Purchase this article with an account.
T. Ogami, T. Samejima, T. Tokunaga, K. Miyata, T. Oshika; Influence of Pupil Diameter and Higher–Order Aberration on Contrast Sensitivity After Laser in situ Keratomileusis . Invest. Ophthalmol. Vis. Sci. 2005;46(13):2006.
Download citation file:
© ARVO (1962-2015); The Authors (2016-present)
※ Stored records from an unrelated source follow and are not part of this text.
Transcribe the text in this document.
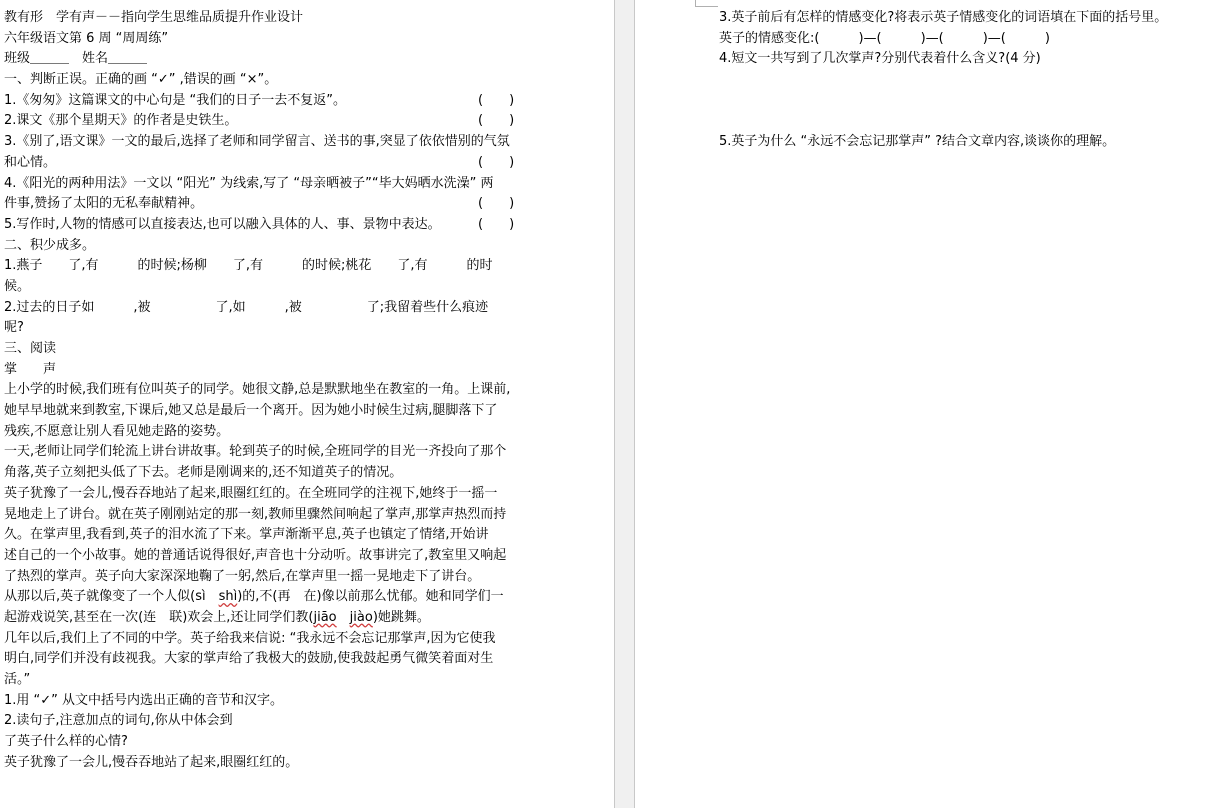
教有形　学有声－－指向学生思维品质提升作业设计
六年级语文第 6 周 “周周练”
班级＿＿＿　姓名＿＿＿
一、判断正误。正确的画 “✓” ,错误的画 “×”。
1.《匆匆》这篇课文的中心句是 “我们的日子一去不复返”。	(　　)
2.课文《那个星期天》的作者是史铁生。	(　　)
3.《别了,语文课》一文的最后,选择了老师和同学留言、送书的事,突显了依依惜别的气氛
和心情。	(　　)
4.《阳光的两种用法》一文以 “阳光” 为线索,写了 “母亲晒被子”“毕大妈晒水洗澡” 两
件事,赞扬了太阳的无私奉献精神。	(　　)
5.写作时,人物的情感可以直接表达,也可以融入具体的人、事、景物中表达。	(　　)
二、积少成多。
1.燕子　　了,有　　　的时候;杨柳　　了,有　　　的时候;桃花　　了,有　　　的时
候。
2.过去的日子如　　　,被　　　　　了,如　　　,被　　　　　了;我留着些什么痕迹
呢?
三、阅读
掌　　声
上小学的时候,我们班有位叫英子的同学。她很文静,总是默默地坐在教室的一角。上课前,
她早早地就来到教室,下课后,她又总是最后一个离开。因为她小时候生过病,腿脚落下了
残疾,不愿意让别人看见她走路的姿势。
一天,老师让同学们轮流上讲台讲故事。轮到英子的时候,全班同学的目光一齐投向了那个
角落,英子立刻把头低了下去。老师是刚调来的,还不知道英子的情况。
英子犹豫了一会儿,慢吞吞地站了起来,眼圈红红的。在全班同学的注视下,她终于一摇一
晃地走上了讲台。就在英子刚刚站定的那一刻,教师里骤然间响起了掌声,那掌声热烈而持
久。在掌声里,我看到,英子的泪水流了下来。掌声渐渐平息,英子也镇定了情绪,开始讲
述自己的一个小故事。她的普通话说得很好,声音也十分动听。故事讲完了,教室里又响起
了热烈的掌声。英子向大家深深地鞠了一躬,然后,在掌声里一摇一晃地走下了讲台。
从那以后,英子就像变了一个人似(sì　shì)的,不(再　在)像以前那么忧郁。她和同学们一
起游戏说笑,甚至在一次(连　联)欢会上,还让同学们教(jiāo　 jiào)她跳舞。
几年以后,我们上了不同的中学。英子给我来信说: “我永远不会忘记那掌声,因为它使我
明白,同学们并没有歧视我。大家的掌声给了我极大的鼓励,使我鼓起勇气微笑着面对生
活。”
1.用 “✓” 从文中括号内选出正确的音节和汉字。
2.读句子,注意加点的词句,你从中体会到
了英子什么样的心情?
英子犹豫了一会儿,慢吞吞地站了起来,眼圈红红的。
3.英子前后有怎样的情感变化?将表示英子情感变化的词语填在下面的括号里。
英子的情感变化:(　　　)—(　　　)—(　　　)—(　　　)
4.短文一共写到了几次掌声?分别代表着什么含义?(4 分)
5.英子为什么 “永远不会忘记那掌声” ?结合文章内容,谈谈你的理解。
Purpose: It has been reported that laser in situ keratomileusis (LASIK) significantly increases higher–order aberrations of the eye and decreases contrast sensitivity. But there have been no reports about the influence of pupil diameter and aberration on contrast sensitivity after LASIK. Methods: In 200 eyes of 100 patients (mean age 32.7 ± 8.4 years old), contrast sensitivity function and ocular aberrations were measured before and 1 month after LASIK. Higher–order aberrations of the eye were measured with a Hartmann–Shack wavefront aberrometer (Topcon KR–9000PW), and the root–mean–square (RMS) of the third– and fourth–order Zernike coefficients was used to represent coma– and spherical–like aberration, respectively. We measured contrast sensitivity using CSV–1000E (Vector Vision) and low contrast visual acuity using CSV–1000LanC10%. From the data of CSV–1000E, the area under the log contrast sensitivity function (AULCSF) was calculated. Analyses were done according to the photopic pupil diameter (<4 mm or >=4mm). Patient age and amount of correction were not different between these two groups. Results: In patients with photopic pupil diameter of 4 mm or larger, the changes in fourth–order RMS significantly correlated with the changes in AULCSF (r=–2.27, p=0.026) and 10% low contrast visual acuity (r=0.213, p=0.038), but third–order RMS did not correlate with either parameter. In patients with photopic pupil size smaller than 4 mm, there were significantly correlations between the changes in third–order RMS and the changes in AULCSF (r=–0.453, p<0.001) and 10% low contrast visual acuity (r=0.316, p=0.003), but fourth–order RMS showed no correlation. Conclusions: In cases with large pupil diameter, the increases in spherical aberration contribute to the reduction of contrast sensitivity, while in cases with small pupil diameter, coma aberration plays a major role in the deterioration of contrast sensitivity.